In other words, he knows agriculture from the ground up, manure and all.
But as communications manager for the Montana Stockgrowers Association, Goodman also knows about communication and the fast-paced, yet sometimes murky and muddy world of social media. And he shares his thoughts from the intersection of agriculture and communication in a variety of venues, but most notably in his personal blog, Agriculture Proud, which you can find online at agricultureproud.com.
Goodman recently posted five observations on social media and agriculture that are worth noting — and pondering.
1. People trust farmers, but not necessarily the business of farming or the practices involved.
The disconnect occurs, though, when they don’t understand why you farm a certain way or with a certain practice.
2. When statements support what we want to believe, it’s amazing what we will make ourselves view as credible information.
This isn’t just a nonfarm phenomenon. We all do it. That simple recognition, however, is a huge step to overcoming that weakness.
3. People don’t know how to find, read or evaluate sound science information. And then, people don’t trust scientific resources when they do find them.
This is a tough one. In today’s 24/7 communication environment, you can find unlimited information on any issue, anywhere and with very limited effort.
The algorithms of search engines may also filter and influence what you find. The experts call it “self-reinforcing informational spirals,” because there are often differences between what you search for, and what Google suggests to you as results, based on popularity of links and views.

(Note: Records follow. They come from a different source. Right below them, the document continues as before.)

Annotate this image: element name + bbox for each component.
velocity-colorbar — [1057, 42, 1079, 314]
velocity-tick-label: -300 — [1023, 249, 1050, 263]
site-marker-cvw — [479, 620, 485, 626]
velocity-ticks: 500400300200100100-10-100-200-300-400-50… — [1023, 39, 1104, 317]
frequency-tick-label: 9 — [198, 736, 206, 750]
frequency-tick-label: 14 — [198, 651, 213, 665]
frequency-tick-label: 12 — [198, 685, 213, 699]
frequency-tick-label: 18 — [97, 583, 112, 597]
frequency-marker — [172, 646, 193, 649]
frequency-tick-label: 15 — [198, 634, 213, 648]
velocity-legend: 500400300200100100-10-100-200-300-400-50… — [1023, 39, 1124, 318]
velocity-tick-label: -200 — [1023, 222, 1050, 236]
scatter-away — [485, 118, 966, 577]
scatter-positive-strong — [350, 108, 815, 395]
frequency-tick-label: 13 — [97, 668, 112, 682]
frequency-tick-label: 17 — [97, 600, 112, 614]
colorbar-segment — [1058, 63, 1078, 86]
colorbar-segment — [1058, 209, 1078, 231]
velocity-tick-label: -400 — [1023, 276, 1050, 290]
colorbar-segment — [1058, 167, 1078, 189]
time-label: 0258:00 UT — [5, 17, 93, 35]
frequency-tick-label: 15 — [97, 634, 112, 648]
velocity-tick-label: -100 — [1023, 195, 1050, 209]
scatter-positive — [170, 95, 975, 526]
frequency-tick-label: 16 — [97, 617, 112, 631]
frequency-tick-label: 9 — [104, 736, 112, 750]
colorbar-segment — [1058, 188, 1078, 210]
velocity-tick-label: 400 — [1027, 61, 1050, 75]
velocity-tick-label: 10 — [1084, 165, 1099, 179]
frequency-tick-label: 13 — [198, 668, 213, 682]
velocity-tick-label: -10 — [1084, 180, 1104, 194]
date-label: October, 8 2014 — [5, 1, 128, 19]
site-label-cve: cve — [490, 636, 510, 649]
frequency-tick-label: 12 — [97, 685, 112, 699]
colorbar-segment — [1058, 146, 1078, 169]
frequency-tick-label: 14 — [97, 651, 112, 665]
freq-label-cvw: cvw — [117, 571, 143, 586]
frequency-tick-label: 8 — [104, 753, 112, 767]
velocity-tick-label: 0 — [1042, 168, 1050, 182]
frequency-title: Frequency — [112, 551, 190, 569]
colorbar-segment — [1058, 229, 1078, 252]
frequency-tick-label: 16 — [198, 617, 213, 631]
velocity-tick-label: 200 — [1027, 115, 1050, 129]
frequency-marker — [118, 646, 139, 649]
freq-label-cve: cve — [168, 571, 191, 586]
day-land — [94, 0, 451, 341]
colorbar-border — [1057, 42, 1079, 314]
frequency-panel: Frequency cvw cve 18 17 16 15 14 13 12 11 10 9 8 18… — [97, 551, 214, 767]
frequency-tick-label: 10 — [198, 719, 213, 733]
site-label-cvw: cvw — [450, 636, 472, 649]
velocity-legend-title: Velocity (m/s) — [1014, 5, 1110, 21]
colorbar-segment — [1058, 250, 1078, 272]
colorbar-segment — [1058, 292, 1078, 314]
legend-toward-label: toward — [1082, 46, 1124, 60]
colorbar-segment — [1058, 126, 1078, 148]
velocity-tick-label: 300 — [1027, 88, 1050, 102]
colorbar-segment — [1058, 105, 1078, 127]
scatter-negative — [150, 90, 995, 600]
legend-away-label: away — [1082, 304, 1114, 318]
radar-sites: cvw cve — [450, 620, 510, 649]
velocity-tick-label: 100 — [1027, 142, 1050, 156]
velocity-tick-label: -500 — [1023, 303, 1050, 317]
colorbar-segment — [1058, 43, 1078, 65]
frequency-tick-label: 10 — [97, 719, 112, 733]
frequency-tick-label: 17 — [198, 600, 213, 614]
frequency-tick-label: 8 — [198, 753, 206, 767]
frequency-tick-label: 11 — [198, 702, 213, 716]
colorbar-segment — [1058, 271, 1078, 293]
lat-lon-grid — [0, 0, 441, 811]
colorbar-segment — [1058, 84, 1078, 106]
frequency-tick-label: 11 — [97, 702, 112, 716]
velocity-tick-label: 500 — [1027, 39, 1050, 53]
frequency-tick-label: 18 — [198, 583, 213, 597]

Online aggregators can filter information they provide to you based on your previous searches and website visits. In other words, your Web search may yield bias when you’re looking for facts.
4. People actually perceive documentaries, celebrities and run-of-the-mill websites as credible information sources to solely base a belief upon.
Celebrity endorsement or influence isn’t anything new, but there seem to be more and more public personalities who use the spotlight to proclaim the “truths.” Likewise, there are any number of websites that play hard and fast with science and facts.
As David Liebl of the Climate Science Center at the University of Wisconsin-Madison said during a meeting I attended this summer, “explain, explain, explain won’t make a difference.”
Scientific knowledge and understanding, Liebl said, is filtered by our experiences, our values, our socioeconomic status. And the trustworthiness of the messenger plays a bigger role in the acceptance of the message than the content of the message itself.
“It’s not how much you’re told,” Liebl added, “it’s who tells you so.”
To be heard, Liebl challenged, “you have to be loud, and choose who to be loud for [you].”
5. Members of the agriculture community need a serious lesson in how to communicate with others, how to facilitate a productive conversation, and how to respect others’ choices when those choices contradict their own beliefs.